Voor deze aanvraag werden negen bezwaarschriften ingediend. Deze zijn stedenbouwkundig van aard.
De oprichting en exploitatie van dit complex zal een visuele, ruimtelijke en mobiliteitsimpact hebben. Van de ingedeelde inrichtingen of activiteiten op zich wordt echter weinig of geen hinder verwacht.
Advies aan het college
Advies over de stedenbouwkundige handelingen
Aan het college wordt voorgesteld om voor de stedenbouwkundige handelingen de omgevingsvergunning te verlenen onder voorwaarden.
Geadviseerde stedenbouwkundige voorwaarden
1. De bijgevoegde brandvoorzorgsmaatregelen zijn op het moment van eerste ingebruikname/exploitatie strikt na te leven.

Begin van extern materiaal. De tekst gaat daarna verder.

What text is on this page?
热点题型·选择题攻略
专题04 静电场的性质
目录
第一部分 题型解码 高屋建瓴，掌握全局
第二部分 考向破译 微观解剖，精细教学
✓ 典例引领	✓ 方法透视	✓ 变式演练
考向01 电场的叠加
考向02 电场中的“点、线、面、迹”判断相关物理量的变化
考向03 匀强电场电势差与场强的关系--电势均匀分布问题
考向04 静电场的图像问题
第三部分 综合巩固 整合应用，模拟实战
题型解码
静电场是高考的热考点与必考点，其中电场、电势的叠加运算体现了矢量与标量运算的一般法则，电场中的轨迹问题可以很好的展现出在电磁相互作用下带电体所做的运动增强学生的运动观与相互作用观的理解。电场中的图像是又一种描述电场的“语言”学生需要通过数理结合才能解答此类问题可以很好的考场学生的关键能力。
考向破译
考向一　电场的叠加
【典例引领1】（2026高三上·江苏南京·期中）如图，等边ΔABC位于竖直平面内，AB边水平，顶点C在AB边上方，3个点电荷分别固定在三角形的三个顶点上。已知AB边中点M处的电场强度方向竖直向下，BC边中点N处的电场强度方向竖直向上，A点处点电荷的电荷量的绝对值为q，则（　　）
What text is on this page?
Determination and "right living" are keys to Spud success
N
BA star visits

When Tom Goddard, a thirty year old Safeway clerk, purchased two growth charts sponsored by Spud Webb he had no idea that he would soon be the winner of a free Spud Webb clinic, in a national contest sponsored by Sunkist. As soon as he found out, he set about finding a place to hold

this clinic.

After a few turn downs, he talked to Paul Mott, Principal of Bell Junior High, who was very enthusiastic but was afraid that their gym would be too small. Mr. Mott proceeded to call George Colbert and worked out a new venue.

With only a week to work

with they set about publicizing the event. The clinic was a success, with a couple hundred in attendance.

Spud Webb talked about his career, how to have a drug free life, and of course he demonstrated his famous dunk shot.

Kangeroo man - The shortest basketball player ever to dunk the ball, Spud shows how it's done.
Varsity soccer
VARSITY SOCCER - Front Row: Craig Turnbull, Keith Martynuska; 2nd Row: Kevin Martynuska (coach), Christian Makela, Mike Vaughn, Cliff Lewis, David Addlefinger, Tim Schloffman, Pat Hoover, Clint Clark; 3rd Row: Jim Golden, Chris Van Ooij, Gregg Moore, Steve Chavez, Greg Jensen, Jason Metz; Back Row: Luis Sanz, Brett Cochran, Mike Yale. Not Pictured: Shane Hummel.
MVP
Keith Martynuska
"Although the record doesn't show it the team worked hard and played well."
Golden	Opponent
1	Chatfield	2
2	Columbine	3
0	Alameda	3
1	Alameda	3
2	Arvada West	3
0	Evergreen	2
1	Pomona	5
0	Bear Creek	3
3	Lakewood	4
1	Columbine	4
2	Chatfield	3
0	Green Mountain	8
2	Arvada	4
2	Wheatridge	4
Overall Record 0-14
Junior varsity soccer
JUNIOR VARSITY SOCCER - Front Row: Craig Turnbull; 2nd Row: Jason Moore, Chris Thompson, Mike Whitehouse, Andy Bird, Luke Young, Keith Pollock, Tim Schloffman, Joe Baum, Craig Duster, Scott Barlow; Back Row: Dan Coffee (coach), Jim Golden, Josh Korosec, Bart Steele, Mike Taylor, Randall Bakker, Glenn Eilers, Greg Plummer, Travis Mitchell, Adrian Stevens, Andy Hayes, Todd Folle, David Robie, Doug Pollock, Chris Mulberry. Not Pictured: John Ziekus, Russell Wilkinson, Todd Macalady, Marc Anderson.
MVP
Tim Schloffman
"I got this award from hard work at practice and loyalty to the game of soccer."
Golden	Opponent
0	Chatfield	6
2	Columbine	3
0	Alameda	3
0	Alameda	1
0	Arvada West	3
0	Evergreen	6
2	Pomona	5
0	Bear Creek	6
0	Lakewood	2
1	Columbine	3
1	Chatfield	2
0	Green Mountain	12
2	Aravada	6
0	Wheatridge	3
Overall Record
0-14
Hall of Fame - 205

2. Na uitvoering van de werken moet voldaan zijn aan de elementaire veiligheids-, gezondheids- en woonkwaliteitsvereisten, opgelegd door de Vlaamse Codex Wonen van 2021 en het Besluit van de Vlaamse Regering tot uitvoering van de Vlaamse Codex Wonen van 2021.
3. De bouwheer is verplicht het programma van maatregelen uit te voeren conform de archeologienota met ID 21 017 en ID 20 831 (https://loket.onroerenderfgoed.be/archeologie/notas/notas/21017, https://loket.onroerenderfgoed.be/archeologie/notas/notas/20831), namelijk een landschappelijk booronderzoek, eventueel gevolgd met verkennende en waarderende boringen, of een proefsleuvenonderzoek. De erkende archeoloog maakt nadien een nieuw programma van maatregelen op dat evenzeer verplicht dient te worden uitgevoerd als voorwaarde bij deze vergunning.
4. De bouwheer meldt 2 weken voor aanvang de start van de werken aan de stedelijke dienst Archeologie en nodigt deze uit voor een startvergadering (archeologie@ antwerpen.be).
5. De bouwheer laat werfcontroles toe door stadsarcheologen.
6. Het advies van het Directoraat-generaal Luchtvaart moet strikt nageleefd worden.
7. Het advies van Fluvius moet strikt nageleefd worden.
8. Het advies van de FOD Binnenlandse Zaken – ASTRID veiligheidscommissie moet strikt nageleefd worden.
9. Het advies van Proximus moet strikt nageleefd worden.
10. Het advies van de Dienst Integraal Waterbeleid van de Provincie Antwerpen moet strikt nageleefd worden.
11. Het advies van Water-link in samenwerking met Aquafin moet strikt nageleefd worden.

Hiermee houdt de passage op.